Building good business relationships takes a lot of time and effort, and companies know that those relationships are often the keys to their success. They certainly don’t want former employees striking out on their own (which is an increasing possibility with so many people getting bit by the entrepreneurial bug) and “poaching” their clients, customers or other key employees.
However, non-compete agreements, which generally put restraints on someone’s trade, have increasingly fallen out of favor. This is especially true since the U.S. Federal Trade Commission (FTC) has recently proposed a rule that would largely bar them in the future (and retroactively).
This means that employers may soon be looking at non-solicitation agreements as a substitute, instead – and employees or potential employees need to be aware of what they may be asked to sign. Non-solicitation agreements are still seen as largely enforceable in most states because they do not restrict someone from their trade, merely whom they may contact.
If you’re asked to sign a non-solicitation agreement
Typically, employers tuck a non-solicitation agreement in an employee’s paperwork during onboarding or ask for them when the employee leaves, as part of their severance agreement. However, there’s nothing stopping an employer from asking for one at any time, so long as they’re willing to give you something in return, like additional benefits or compensation.
What should you do if your employer hands you a non-solicitation agreement and asks you to sign it? Take a deep breath and:
- Read the contract: The number one mistake employees make when presented with a non-solicitation agreement is that they sign it without reading it or without fully understanding its ramifications.
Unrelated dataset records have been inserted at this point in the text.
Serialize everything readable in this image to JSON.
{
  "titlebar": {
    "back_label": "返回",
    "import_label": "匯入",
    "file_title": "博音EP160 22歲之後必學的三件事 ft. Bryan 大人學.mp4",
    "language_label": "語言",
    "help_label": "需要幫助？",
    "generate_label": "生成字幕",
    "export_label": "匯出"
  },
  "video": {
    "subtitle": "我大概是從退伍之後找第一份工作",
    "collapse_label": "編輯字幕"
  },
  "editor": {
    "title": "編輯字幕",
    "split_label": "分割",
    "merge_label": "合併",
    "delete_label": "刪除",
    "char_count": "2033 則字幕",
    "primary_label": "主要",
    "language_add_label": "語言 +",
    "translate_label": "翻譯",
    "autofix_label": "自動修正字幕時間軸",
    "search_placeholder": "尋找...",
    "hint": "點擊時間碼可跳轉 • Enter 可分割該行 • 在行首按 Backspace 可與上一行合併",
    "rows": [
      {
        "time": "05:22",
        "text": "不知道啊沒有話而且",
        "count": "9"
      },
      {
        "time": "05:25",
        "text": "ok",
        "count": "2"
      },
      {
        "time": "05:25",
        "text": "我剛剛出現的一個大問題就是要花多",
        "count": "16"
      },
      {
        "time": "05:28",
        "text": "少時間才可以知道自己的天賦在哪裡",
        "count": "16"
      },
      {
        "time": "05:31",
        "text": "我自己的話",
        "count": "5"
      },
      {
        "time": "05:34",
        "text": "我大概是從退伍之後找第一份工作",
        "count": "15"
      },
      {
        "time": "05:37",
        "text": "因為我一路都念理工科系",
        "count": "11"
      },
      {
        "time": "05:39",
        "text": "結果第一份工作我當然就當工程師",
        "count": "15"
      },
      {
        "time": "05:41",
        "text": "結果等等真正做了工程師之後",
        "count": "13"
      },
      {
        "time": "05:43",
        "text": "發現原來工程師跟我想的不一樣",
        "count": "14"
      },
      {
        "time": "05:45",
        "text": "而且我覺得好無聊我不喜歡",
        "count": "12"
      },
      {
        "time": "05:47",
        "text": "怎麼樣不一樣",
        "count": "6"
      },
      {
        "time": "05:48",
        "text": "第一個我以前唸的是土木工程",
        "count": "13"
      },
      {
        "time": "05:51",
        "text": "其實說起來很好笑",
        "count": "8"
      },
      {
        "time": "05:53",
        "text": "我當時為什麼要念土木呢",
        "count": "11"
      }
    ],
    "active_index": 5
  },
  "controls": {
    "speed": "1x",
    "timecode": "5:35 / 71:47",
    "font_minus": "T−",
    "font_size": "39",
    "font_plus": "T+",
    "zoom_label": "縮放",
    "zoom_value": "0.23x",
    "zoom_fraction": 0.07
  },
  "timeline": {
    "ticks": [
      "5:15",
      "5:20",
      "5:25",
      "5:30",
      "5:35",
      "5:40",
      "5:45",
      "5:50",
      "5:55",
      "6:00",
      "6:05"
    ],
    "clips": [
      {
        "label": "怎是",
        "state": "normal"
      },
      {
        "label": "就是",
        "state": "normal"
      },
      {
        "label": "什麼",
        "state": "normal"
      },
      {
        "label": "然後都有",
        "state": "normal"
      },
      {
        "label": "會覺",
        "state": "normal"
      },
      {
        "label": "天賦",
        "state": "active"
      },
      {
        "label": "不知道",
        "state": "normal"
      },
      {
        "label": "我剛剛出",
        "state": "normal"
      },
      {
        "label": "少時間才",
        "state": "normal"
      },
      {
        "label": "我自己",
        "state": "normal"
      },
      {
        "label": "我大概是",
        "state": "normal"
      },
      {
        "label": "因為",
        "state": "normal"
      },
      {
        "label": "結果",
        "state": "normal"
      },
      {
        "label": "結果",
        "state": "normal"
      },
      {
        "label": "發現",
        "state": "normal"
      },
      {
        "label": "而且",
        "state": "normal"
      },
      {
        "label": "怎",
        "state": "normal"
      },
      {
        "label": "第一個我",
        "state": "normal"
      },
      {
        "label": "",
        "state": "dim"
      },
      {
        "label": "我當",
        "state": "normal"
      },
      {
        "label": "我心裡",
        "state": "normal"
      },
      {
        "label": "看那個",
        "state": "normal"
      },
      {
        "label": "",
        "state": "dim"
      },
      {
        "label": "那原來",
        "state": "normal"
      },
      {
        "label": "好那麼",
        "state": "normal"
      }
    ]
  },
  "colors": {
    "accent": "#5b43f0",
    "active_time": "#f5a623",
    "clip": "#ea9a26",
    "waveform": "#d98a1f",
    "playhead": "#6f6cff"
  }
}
- Be ready to negotiate: Ultimately, you want to leave yourself as much freedom to move on from that employer as you can, so don’t hesitate to negotiate for better terms regarding any geographical limitations, time lengths and the scope of what is restricted. For example, some employers try to use non-solicitation agreements to try to bar former employees from even advertising their new business. While something like that could be unenforceable, you don’t want the legal headache.
- Don’t agree to pay the company’s legal fees: Employers like to add a clause that makes the former employee responsible for the company’s legal fees if the company decides to sue over an alleged violation. That could cost you a lot, even if you win the suit.
Finally, you may want to consider obtaining legal guidance before you sign. That can help you better understand the ramifications of the agreement on your future and help you negotiate a more flexible agreement from a position of strength.